Both men were killed in isolated locations accessible by either private dirt roads, in Montegue’s case, or remote county roads, in Stuart Tanner’s case. Joe wondered how long it would take to drive from one crime location to the other, and guessed an hour and a half without stopping. Which meant, if this theory played out, that the killer was local and knew his way around.
What kind of person is capable of this? Joe wondered, trying to picture a face or eyes. Neither came.
Joe’s mind spun with questions.
Was this the same person who had mutilated cattle in the 1970s? If so, why had the killer stopped for over thirty years before beginning again? Had the killer, in the meanwhile, contented himself with the death and mutilation of wildlife, like the bull moose Joe found, or perhaps the cattle mutilations in Montana?

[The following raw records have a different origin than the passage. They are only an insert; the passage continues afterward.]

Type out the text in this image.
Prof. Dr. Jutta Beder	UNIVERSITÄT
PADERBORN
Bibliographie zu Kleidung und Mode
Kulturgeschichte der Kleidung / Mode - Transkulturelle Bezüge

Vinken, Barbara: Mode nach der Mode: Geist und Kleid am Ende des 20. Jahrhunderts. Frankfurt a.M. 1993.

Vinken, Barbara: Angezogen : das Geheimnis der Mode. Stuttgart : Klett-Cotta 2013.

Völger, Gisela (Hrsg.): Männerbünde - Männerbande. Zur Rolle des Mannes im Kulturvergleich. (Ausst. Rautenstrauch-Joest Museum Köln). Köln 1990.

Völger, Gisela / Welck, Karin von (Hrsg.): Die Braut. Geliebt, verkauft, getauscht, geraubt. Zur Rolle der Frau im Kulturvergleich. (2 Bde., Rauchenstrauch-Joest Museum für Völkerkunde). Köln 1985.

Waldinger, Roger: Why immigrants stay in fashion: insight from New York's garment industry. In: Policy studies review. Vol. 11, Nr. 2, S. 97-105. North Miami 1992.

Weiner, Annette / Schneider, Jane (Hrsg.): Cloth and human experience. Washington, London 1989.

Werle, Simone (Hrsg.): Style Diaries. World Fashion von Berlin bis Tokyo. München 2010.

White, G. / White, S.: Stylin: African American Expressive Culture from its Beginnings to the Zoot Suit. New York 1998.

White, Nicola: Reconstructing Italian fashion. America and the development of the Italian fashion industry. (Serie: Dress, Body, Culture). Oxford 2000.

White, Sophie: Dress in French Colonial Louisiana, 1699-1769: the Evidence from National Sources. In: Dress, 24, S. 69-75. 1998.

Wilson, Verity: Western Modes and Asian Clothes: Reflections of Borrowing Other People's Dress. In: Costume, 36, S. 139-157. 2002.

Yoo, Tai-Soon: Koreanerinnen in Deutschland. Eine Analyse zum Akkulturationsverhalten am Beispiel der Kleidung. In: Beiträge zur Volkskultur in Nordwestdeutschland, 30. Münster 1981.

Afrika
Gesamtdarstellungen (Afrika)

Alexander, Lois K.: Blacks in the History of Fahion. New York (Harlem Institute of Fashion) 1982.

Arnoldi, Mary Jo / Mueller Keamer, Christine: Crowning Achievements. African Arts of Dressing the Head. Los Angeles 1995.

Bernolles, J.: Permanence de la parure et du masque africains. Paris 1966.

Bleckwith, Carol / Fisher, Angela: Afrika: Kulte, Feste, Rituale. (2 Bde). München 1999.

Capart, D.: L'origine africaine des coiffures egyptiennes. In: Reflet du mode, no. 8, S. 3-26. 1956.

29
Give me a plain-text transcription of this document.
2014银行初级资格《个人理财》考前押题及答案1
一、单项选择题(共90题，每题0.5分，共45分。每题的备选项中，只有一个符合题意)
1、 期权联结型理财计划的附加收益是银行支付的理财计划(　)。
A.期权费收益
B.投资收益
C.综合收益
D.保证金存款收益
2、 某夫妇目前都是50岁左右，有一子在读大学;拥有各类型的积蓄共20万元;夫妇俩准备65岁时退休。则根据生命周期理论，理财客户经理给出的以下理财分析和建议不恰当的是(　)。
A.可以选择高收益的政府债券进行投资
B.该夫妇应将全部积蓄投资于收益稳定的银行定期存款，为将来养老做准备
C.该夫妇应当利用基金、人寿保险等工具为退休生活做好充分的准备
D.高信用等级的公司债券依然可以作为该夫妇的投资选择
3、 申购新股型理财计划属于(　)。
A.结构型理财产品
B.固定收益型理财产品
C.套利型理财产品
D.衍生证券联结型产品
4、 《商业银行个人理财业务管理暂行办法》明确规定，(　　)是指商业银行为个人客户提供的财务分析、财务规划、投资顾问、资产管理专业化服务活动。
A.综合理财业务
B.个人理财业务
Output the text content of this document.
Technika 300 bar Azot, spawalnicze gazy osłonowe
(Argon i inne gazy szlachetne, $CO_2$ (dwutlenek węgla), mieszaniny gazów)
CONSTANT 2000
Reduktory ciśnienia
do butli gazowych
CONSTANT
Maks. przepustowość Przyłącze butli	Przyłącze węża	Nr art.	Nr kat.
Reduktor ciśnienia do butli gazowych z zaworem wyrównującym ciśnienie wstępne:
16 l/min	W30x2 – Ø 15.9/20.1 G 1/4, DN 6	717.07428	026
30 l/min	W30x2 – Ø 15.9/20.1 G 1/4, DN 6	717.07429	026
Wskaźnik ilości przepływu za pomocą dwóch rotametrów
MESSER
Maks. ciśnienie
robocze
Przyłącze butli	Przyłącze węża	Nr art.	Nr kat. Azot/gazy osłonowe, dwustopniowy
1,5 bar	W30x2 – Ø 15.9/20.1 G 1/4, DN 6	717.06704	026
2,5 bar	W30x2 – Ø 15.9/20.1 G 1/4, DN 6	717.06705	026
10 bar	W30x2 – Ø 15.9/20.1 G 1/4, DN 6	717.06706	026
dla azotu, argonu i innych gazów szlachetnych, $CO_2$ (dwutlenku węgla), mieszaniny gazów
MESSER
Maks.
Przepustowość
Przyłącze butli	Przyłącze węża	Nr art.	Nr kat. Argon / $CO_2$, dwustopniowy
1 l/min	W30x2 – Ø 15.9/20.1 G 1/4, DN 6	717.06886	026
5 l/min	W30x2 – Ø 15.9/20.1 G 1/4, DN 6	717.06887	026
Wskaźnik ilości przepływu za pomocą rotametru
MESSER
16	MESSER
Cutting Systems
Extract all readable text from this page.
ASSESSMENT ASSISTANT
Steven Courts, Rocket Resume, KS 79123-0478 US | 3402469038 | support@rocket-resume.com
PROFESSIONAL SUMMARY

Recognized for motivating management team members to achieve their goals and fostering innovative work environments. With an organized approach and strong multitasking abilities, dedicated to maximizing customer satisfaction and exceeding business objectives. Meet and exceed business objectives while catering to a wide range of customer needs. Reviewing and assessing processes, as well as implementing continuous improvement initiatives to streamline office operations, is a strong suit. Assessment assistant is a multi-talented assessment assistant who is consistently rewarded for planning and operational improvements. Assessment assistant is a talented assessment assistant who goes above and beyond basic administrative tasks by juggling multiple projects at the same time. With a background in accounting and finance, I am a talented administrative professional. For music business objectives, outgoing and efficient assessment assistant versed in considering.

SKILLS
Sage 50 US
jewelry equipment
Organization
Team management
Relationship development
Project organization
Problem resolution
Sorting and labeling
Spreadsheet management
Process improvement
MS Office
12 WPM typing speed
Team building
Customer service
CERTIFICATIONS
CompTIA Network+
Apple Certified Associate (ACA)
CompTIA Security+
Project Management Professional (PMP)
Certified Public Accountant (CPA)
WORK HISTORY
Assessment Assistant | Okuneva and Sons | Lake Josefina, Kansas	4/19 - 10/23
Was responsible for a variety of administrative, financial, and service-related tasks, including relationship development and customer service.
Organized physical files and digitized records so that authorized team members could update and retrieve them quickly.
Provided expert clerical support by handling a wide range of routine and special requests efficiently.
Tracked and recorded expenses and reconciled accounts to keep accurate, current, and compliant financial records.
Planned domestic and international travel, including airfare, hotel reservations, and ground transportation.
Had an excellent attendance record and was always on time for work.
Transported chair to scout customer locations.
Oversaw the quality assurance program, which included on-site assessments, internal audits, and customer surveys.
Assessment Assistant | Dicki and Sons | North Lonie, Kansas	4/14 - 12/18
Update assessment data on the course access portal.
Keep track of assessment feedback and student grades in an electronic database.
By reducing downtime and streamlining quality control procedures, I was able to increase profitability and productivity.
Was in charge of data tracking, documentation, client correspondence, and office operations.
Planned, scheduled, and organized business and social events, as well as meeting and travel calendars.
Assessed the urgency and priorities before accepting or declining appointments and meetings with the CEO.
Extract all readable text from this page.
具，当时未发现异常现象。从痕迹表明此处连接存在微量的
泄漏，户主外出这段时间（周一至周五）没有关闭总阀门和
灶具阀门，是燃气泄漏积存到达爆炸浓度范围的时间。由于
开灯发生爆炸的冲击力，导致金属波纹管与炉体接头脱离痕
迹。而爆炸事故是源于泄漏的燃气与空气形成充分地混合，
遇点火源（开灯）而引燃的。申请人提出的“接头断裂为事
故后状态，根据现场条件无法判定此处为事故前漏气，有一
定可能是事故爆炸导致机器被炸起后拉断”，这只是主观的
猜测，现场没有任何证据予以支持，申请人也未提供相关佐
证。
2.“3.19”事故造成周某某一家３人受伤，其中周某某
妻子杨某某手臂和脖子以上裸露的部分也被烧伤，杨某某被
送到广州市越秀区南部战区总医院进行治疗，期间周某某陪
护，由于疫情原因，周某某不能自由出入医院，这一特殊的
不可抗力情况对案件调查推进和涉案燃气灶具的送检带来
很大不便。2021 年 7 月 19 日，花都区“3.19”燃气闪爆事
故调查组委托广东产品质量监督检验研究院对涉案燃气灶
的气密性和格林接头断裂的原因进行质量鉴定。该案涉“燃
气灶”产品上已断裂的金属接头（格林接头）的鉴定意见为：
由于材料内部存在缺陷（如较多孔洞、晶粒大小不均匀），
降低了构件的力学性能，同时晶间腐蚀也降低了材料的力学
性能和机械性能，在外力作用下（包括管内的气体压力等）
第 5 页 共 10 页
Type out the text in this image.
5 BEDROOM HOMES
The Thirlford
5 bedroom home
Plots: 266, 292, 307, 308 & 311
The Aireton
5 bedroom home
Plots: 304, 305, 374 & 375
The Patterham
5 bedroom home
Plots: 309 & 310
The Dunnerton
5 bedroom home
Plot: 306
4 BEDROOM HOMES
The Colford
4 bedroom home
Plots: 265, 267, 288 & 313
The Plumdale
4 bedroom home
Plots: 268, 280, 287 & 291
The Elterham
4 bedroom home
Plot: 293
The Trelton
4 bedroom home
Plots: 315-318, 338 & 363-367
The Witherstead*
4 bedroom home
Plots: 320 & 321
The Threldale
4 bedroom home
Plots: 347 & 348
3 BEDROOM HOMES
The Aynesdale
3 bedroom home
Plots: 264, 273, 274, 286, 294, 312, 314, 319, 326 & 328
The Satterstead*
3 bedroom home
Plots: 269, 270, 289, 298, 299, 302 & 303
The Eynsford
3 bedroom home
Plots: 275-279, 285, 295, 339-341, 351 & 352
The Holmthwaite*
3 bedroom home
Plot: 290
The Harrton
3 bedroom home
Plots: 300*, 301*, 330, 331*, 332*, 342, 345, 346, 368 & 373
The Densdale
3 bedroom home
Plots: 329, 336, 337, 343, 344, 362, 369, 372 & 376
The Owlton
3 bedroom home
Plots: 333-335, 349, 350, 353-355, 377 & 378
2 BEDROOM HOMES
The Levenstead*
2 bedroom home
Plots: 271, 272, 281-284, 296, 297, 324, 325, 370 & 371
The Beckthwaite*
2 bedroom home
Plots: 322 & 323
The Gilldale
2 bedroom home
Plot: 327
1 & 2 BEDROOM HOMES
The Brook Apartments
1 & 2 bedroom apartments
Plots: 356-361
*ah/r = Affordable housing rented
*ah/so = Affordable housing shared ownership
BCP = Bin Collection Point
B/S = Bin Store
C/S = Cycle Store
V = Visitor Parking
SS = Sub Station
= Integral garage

And whoever it was, why had the killer chosen to escalate the horrors to a new level? Since Joe and the task force had virtually no leads of any kind—despite what Barnum might tell the public—what was to stop this person?
Joe looked up and stared out at the breaklands. The dull headache that had started behind his left ear an hour ago had become a full-fledged skull-pounder. The more he thought about the killings, the worse it got.
This is a job for somebody a hell of a lot smarter than I am, he thought.
The sun was still two hours from dropping behind the mountains, but the sagebrush flats and red arroyos were beginning to light up. Pockets of cottonwoods and aspen pulsed with fall color. He loved this time of the evening on the high plains, when it seemed like the dying sun infused the landscape with every last pulse of color and drama before withdrawing the favor.
He shoved his notebook into his pocket, climbed into the cab of his truck, and drove farther up the mountain into the trees, peering out from behind his headache.
oe cruised slowly, with his windows open. As it darkened, he had switched on the sneak lights under his front bumper, illuminating only the road surface directly in front of him. With his headlights off, he was almost invisible to a hunter or another vehicle until he was practically on top of them.
A half mile from the turnoff to Hazelton Road, in the low light of timber dusk, two camouflaged hunters stepped out of the trees onto the road.